Until Almendarez-Torres and its progeny are overruled, their holdings are binding on this court. This assignment of error lacks merit.
For the foregoing reasons the defendant’s conviction and sentence are affirmed.
CONVICTION AND SENTENCE AFFIRMED.
. The parties stipulated that the substance tested positive for cocaine.
. State v. Jackson, 450 So.2d 621 (La.1984).

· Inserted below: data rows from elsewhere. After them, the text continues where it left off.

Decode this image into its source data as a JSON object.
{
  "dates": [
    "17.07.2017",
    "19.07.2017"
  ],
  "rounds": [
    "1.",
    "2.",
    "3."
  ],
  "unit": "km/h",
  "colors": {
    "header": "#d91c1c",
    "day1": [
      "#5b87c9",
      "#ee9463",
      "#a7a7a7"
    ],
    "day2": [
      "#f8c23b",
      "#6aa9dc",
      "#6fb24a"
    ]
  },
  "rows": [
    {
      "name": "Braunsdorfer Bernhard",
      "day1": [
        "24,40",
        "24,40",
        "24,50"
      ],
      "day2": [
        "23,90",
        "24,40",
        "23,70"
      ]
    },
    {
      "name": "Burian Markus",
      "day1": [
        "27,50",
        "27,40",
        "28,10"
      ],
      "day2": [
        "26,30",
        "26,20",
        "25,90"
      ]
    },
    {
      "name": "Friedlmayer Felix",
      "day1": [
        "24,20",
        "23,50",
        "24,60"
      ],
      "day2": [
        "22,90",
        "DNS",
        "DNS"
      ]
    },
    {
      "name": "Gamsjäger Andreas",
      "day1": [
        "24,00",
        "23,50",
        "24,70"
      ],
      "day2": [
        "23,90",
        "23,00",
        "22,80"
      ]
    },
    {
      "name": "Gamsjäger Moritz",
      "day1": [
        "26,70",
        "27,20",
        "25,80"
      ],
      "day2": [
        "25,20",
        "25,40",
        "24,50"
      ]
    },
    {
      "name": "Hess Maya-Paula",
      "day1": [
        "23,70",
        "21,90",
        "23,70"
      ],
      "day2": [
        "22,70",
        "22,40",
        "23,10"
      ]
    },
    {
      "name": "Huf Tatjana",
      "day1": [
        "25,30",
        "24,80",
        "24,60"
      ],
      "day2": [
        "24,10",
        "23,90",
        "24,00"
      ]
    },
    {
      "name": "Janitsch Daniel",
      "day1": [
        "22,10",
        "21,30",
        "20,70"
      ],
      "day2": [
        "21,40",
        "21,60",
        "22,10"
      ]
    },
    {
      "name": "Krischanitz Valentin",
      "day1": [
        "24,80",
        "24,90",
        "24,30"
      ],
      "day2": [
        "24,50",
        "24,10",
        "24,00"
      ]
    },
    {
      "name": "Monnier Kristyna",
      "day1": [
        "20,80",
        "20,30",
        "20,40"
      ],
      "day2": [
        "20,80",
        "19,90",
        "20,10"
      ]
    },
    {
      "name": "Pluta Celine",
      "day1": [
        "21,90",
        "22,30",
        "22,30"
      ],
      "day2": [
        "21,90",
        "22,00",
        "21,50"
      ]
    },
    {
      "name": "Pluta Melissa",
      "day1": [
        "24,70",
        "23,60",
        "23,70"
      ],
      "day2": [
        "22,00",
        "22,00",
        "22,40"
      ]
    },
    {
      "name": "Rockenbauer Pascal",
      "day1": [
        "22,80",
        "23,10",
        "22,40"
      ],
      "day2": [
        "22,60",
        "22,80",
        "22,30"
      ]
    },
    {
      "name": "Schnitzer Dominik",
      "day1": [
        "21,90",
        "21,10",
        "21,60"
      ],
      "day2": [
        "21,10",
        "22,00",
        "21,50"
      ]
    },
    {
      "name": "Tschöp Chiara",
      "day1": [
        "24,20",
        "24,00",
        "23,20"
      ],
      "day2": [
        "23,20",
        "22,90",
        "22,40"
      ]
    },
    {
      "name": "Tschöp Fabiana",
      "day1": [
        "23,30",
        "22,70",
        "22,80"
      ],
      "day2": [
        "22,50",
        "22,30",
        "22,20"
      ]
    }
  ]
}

.In Almendarez-Torres, the defendant was convicted of illegally reentering the United States after having been previously deported following his conviction for aggravated felonies. On certiorari, the Supreme Court held that: (1) the statutory subsection authorizing a sentence of up to twenty years for any alien who illegally returned to the United States after having been previously deported following conviction for an aggravated felony was a mere penalty provision and did not serve to define a separate immigration-related offense; and (2) Congress's decision to treat recidivism, and in particular the- fact that an alien is deported following his conviction for an aggravated felony, merely as a sentencing factor upon the alien's subsequent conviction of illegal reentry offense, rather than as an element of that offense, did not exceed due process or other constitutional limits on Congress’s power to define the elements of a crime.
. Jones v. United States, 526 U.S. 227, 119 S.Ct. 1215, 143 L.Ed.2d 311 (1999).